Но самое интересное вовсе не внутри Пожарной команды, а гулять по площади, где станция метро. Перед тем как ехать от бабы Нюры домой на Судебную, можно ещё зайти в гастроном на углу, где на витрине стоят огромные прозрачные вазы с шоколадными «Трюфелями», «Мишкой на севере» и серебряными горками сверкают шоколадные плитки. «Как они стоят на витрине и не падают?» – недоумевает Аделаида. Она мечтает о том, что у неё тоже когда-нибудь будет столько шоколадок, что она тоже попробует сделать такую горку в виде веера и сама посмотрит, будут ли они держаться, или их в гастрономе всё-таки склеили? Потом долго спускаешься на эскалаторе под землю. С этой движущейся лестницы надо вовремя спрыгнуть, а то можно упасть. Один раз у бабули в ней застрял тонкий каблук, и она его сломала.

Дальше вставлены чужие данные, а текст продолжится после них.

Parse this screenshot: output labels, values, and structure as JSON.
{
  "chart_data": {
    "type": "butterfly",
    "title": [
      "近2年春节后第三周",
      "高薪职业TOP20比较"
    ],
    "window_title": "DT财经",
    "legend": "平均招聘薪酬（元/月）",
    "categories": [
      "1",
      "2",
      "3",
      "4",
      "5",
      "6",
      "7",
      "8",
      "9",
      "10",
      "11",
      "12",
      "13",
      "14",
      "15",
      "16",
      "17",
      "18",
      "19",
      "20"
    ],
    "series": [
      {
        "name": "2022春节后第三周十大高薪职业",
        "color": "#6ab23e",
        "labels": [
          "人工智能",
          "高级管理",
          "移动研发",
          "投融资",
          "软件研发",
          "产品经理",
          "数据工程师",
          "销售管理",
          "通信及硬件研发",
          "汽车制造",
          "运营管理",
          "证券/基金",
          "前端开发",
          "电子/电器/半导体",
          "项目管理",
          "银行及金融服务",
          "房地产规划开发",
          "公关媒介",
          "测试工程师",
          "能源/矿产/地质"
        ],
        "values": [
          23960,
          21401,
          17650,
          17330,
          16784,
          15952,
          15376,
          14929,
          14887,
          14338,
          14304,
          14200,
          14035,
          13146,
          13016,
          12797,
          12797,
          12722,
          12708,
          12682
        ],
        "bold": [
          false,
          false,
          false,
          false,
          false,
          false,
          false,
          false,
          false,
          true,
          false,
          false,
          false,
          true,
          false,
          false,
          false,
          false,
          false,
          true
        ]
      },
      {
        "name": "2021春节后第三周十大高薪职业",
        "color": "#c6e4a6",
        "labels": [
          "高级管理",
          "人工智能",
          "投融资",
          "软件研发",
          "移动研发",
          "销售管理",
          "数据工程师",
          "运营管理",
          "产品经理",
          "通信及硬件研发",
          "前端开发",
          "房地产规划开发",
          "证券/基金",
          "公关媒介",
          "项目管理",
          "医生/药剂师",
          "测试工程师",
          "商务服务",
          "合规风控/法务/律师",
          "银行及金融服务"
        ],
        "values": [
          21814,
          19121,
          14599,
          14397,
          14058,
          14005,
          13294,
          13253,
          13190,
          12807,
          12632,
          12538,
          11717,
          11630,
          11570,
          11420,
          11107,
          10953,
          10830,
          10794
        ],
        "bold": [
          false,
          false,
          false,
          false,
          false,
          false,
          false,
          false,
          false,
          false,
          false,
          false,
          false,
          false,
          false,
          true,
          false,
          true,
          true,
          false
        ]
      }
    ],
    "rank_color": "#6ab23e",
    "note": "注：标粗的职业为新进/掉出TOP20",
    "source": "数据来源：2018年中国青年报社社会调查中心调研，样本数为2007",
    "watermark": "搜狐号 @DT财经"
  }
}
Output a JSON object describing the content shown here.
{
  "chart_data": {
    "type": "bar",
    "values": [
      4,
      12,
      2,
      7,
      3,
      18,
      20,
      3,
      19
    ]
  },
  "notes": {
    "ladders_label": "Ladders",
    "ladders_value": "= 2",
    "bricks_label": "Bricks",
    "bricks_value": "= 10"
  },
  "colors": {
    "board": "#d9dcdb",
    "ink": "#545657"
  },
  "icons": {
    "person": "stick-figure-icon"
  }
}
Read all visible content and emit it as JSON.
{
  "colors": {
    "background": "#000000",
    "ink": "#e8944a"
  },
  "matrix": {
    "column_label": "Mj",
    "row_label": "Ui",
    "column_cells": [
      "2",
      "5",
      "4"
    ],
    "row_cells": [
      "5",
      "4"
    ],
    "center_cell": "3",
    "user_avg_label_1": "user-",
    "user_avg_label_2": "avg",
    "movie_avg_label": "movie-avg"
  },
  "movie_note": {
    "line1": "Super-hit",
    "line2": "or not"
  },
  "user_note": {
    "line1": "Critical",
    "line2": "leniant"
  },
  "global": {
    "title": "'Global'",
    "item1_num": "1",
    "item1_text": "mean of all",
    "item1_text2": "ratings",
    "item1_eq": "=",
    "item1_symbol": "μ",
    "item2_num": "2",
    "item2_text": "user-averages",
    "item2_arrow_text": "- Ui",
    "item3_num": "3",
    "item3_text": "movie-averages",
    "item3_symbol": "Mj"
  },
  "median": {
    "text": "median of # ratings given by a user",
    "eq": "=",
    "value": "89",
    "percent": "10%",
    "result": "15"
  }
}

Под землёй очень здорово пахнет. Бабуля сказала, что это запах какого-то «сероводорода», потому что здесь под землёй много серных источников, и горячих и холодных.
Когда Аделаида один раз сказала маме в метро, что ей очень нравится, как тут пахнет, мама сказала:
– Не говори глупости! – дёрнула её за руку и поправила на Сёме беретик. – Воняет тухлыми яйцами, а ей нравится! Странная ты какая-то… дебильная, что ли?..
Осторожно, двери закрываются! – Свежий голубой вагончик, раскачиваясь, везёт их от бабулиных родителей домой. В вагоне надо молчать, потому, что он оглушительно грохочет. Бабуля и Аделаида сидят, деда стоит.
Деда! Деда! – Аделаида хватает деда за полу пальто и старается наклонить его вниз, чтоб добраться до уха. – Деда! А что быстрее летит – метро или пуля?
– Пуля, конечно!
– Нет, деда, не когда тормозит, а в середине, когда уже набирает скорость? Метро или пуля?
– Пуля, тебе говорю!
«Как жаль! – Думает Аделаида. – Скорее всего – деда не знает! Он же не машинист! В следующий раз надо будет у деда Матвея спросить. Он пожарником работал и лучше разбирается в скорости и машинах».